Elle se jeta sur Julia et se posa sur sa main tendue. Là, je vis que le faucon avait un papier enroulé sur sa patte. Julia le prit et commença à écrire dessus. Une fois le message ré enroulé sur la patte de l’oiseau, celui-ci repartit vers je ne sais quelle destination.
Sans un mot, Julia griffonna une adresse sur un autre papier et me le tendit.
-Rends-toi là-bas, il s’agit du Conclave du Néant…C’est l’ensemble des sorcières noires. Je leur ai parlé de toi, elles veulent te rencontrer et tester tes capacités. C’est selon l’avis de la Matriarche que tu seras formé…ou tué.
-Tué ?
-Personne ne doit connaître l’existence du Conclave sans être sorcier ou sorcière.
-D’après ce que tu as dit, il n’y aurait que des sorcières. Pas de sorcier ?
-Les hommes ont généralement du mal avec la magie noire, seul plusieurs exceptions ont réussi à la maîtriser, ils préfèrent généralement la magie élémentale.
-Encore une fois, j’ai rien compris…
-Je leur ai dit que tu arriverais vers midi, ça te laisse du temps pour te balader.
-Tu sais bien que je ne supporte pas d’être manipulé.
Elle sourit :
-Je sais !
Je lui répondis par un grommellement inaudible. Elle reprit, d’un ton neutre :
-Les sorcières vont se montrer cruelles et distante envers toi, fait bien attention. La Matriarche se montrera Conciliante avec toi car…
-Laisse moi deviner, l’interrompis-je, tu es la fille de la Matriarche ?
-Sa fille adoptive, répondit-elle, presque sur un ton de défi
-Ah…
Julia partie, je retournais à notre ancienne demeure pour y récupérer mes affaires et celle de julia.
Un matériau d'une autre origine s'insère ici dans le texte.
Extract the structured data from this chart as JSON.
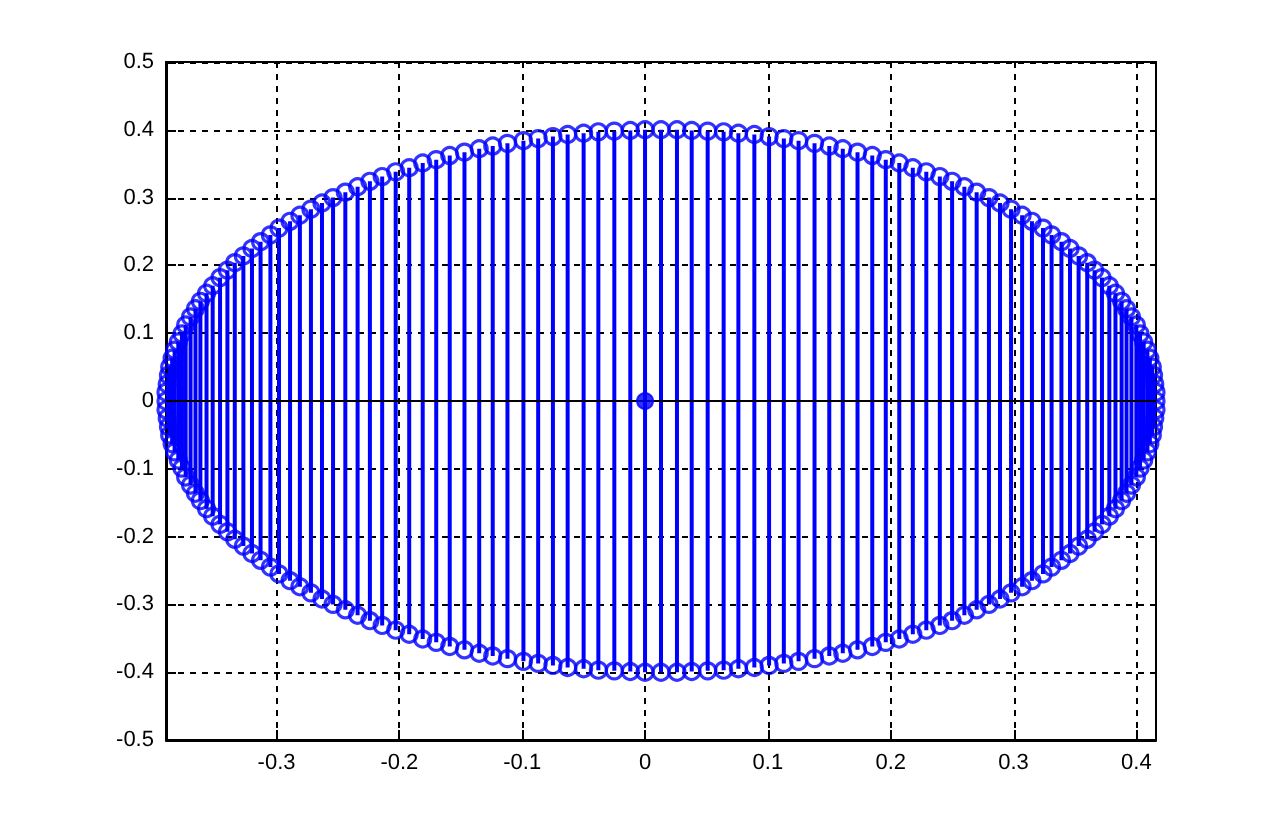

Cela me prit environ trois heures, il était donc neuf heures. Je pris mon matériel d’assassinat comprenant : -deux dagues, une multitude de piques et d’étoiles à lancer, dissimulés sur de nombreux endroit de ma personne, tel que les avant-bras et maintenus par des sangles en cuir. Je n’avais pas assez de place pour embarquer mon sniper et je ne prenais pas non plus mes pistolets. Erreur ? tant pis…
Pourquoi je tue et je me bats avec des armes blanches et des étoiles ? Parce que c’est comme ça que l’on m’a apprit à me battre…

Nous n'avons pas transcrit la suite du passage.